One woman who tried single-handedly to take on the smokers around her apartment last year was so traumatized by their pushback that she now refuses to even be seen speaking to members of the ad hoc committee.
And when the committee members sat down privately with officials from HallKeen Management over the long winter to discuss their concerns, the very smokers they were complaining about tried several times to crash the meeting, falsely claiming, “We have a right to be here!”
“There’s a climate of fear in this building – a fear of the backlash (from the smokers),” said Moore, who’s lived at 100 State Street for 13 years. “It’s very tangible and real. It’s irrational, some of it, but it’s real. So a majority of residents here don’t want to be involved. That’s why we’re such a small committee.”
Small but highly motivated. Dodd recently underwent quadruple-bypass surgery and has provided management with a letter from his cardiologist stressing his need for a smoke-free environment.
“When I mentioned it to her (the doctor) – that a building that was supposed to be nonsmoking had smoking in it – she was absolutely astounded,” recalled Dodd.
Gray-Jordan also has had a quadruple bypass and has pulmonary issues to boot. Same goes for Hubbard, who suffers from bronchitis.
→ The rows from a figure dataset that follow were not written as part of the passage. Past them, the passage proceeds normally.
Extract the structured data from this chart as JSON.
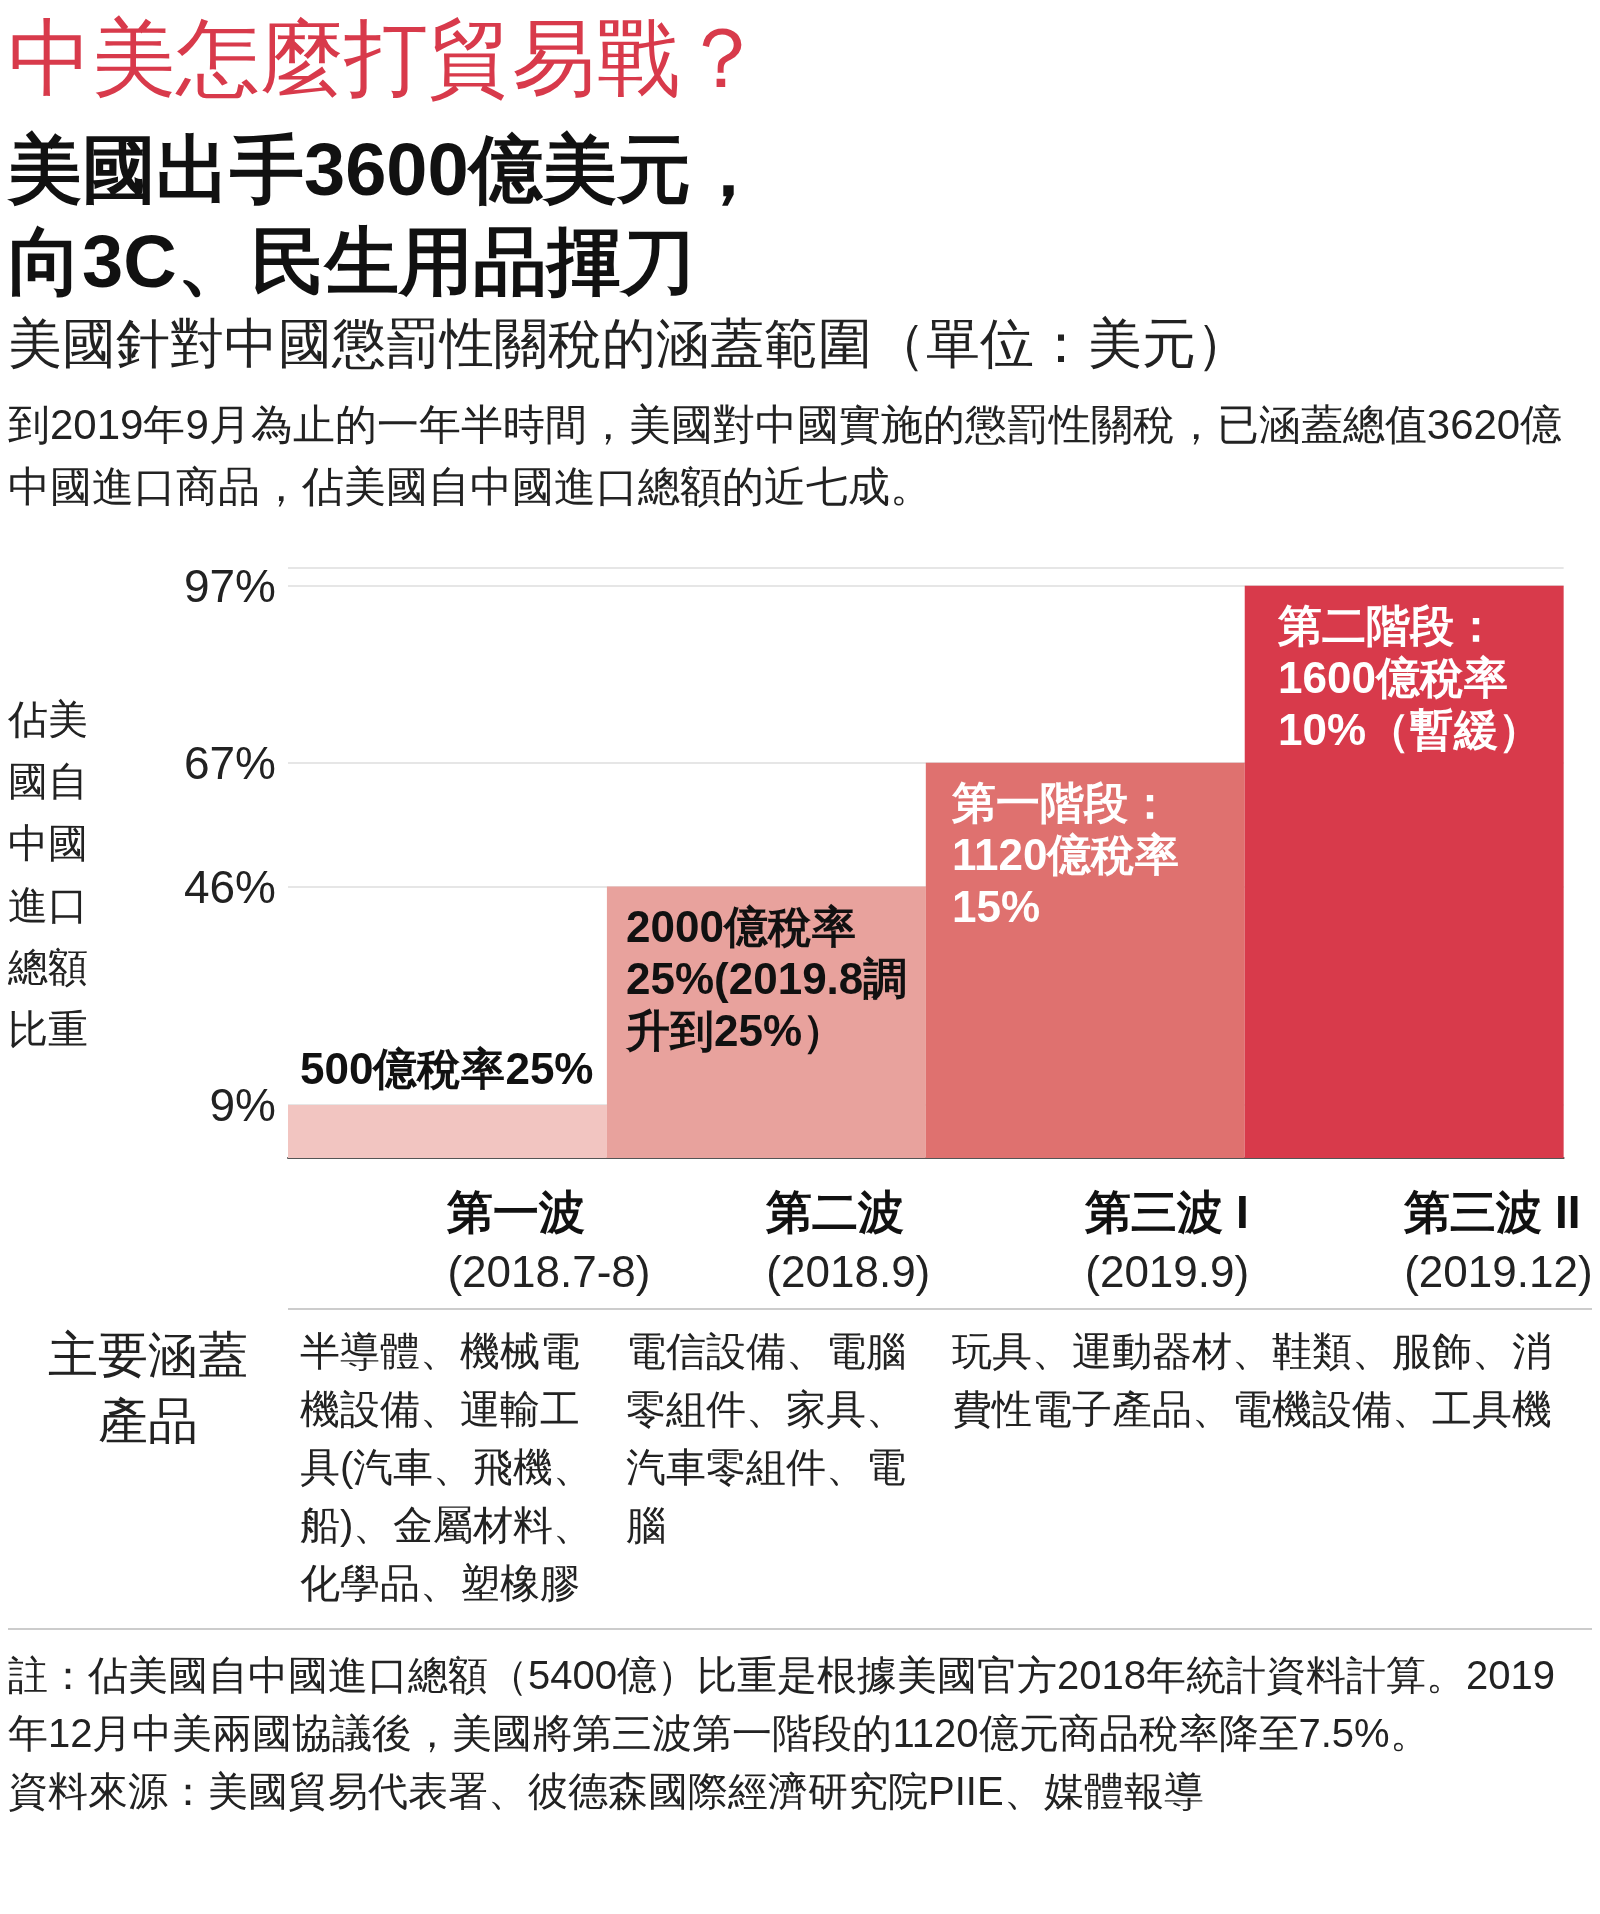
{
  "chart_data": {
    "type": "bar",
    "title": "中美怎麼打貿易戰？",
    "subtitle": "美國出手3600億美元，向3C、民生用品揮刀",
    "ylabel": "佔美國自中國進口總額比重",
    "categories": [
      "第一波\n(2018.7-8)",
      "第二波\n(2018.9)",
      "第三波 I\n(2019.9)",
      "第三波 II\n(2019.12)"
    ],
    "values": [
      9,
      46,
      67,
      97
    ],
    "colors": [
      "#f2c5c1",
      "#e8a29d",
      "#df716f",
      "#d83a4b"
    ],
    "ylim": [
      0,
      100
    ],
    "yticks": [
      {
        "value": 9,
        "label": "9%"
      },
      {
        "value": 46,
        "label": "46%"
      },
      {
        "value": 67,
        "label": "67%"
      },
      {
        "value": 97,
        "label": "97%"
      },
      {
        "value": 100,
        "label": null
      }
    ],
    "grid": "y",
    "annotations": [
      "美國針對中國懲罰性關稅的涵蓋範圍（單位：美元）",
      "到2019年9月為止的一年半時間，美國對中國實施的懲罰性關稅，已涵蓋總值3620億中國進口商品，佔美國自中國進口總額的近七成。",
      "主要涵蓋產品",
      "半導體、機械電機設備、運輸工具(汽車、飛機、船)、金屬材料、化學品、塑橡膠",
      "電信設備、電腦零組件、家具、汽車零組件、電腦",
      "玩具、運動器材、鞋類、服飾、消費性電子產品、電機設備、工具機",
      "註：佔美國自中國進口總額（5400億）比重是根據美國官方2018年統計資料計算。2019年12月中美兩國協議後，美國將第三波第一階段的1120億元商品稅率降至7.5%。",
      "資料來源：美國貿易代表署、彼德森國際經濟研究院PIIE、媒體報導",
      {
        "text": "500億稅率25%",
        "x": "第一波\n(2018.7-8)",
        "y": 9
      },
      {
        "text": "2000億稅率25%(2019.8調升到25%）",
        "x": "第二波\n(2018.9)",
        "y": 46
      },
      {
        "text": "第一階段：1120億稅率15%",
        "x": "第三波 I\n(2019.9)",
        "y": 67
      },
      {
        "text": "第二階段：1600億稅率10%（暫緩）",
        "x": "第三波 II\n(2019.12)",
        "y": 97
      }
    ]
  }
}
“I chose this building specifically because it was nonsmoking,” said Hubbard, who moved in just over a year ago and thinks HallKeen Management is too slow to investigate complaints and too reluctant to send people packing once the requisite three warnings have been issued and ignored.
“Yes, it’s difficult, but it’s not impossible,” she said. “It reinforces the idea that, ‘So what, you can keep smoking, nothing’s going to happen to you.’ ”
Not so, according to HallKeen Regional Director Russell Johnson.
“It can be difficult,” conceded Johnson. “Oftentimes the complaints come in and we don’t know which apartment it’s coming from. So we have to go on the prowl and be detectives.”
A few weeks ago, after months of investigation and documentation, HallKeen finally had a case ready for eviction court. It’s a big deal – if you get thrown out of Section 8 public housing, you’re rendered ineligible to move into another subsidized unit for three years.
Faced with that prospect, the tenant – who happened to be Dodd’s next-door neighbor – left voluntarily last weekend.
“That’s progress,” said Dodd. “But it took more than six months for us to get to that point.”
Meanwhile, the battle goes on. Hubbard, who still suffers a nearby smoker, has taken to putting masking tape around the inside of her apartment door whenever she’s home to seal off any incoming smoke seepage. But what about the smoke she can distinctly detect coming through her wall outlets?
“This isn’t about the smokers being able to smoke. This is about being able to smoke in the building. We don’t care if you smoke – that’s your business. Be my guest – go out to the street and just light up,” said Hubbard. “But you don’t have the right to endanger the health of others. It’s not about convenience, it’s not about whether you like the smell. This is a health issue.”
So go ahead and call them a bunch of snitches. Even close the elevator door before they can get inside, which is exactly what one of Hubbard’s neighbors did recently as she rushed to hop aboard.
But expect them to look – not to mention breathe – the other way? Not a chance.
“I just failed a lung-function test for the first time ever,” said Hubbard, “We’re not the kind of people who are easily intimidated.”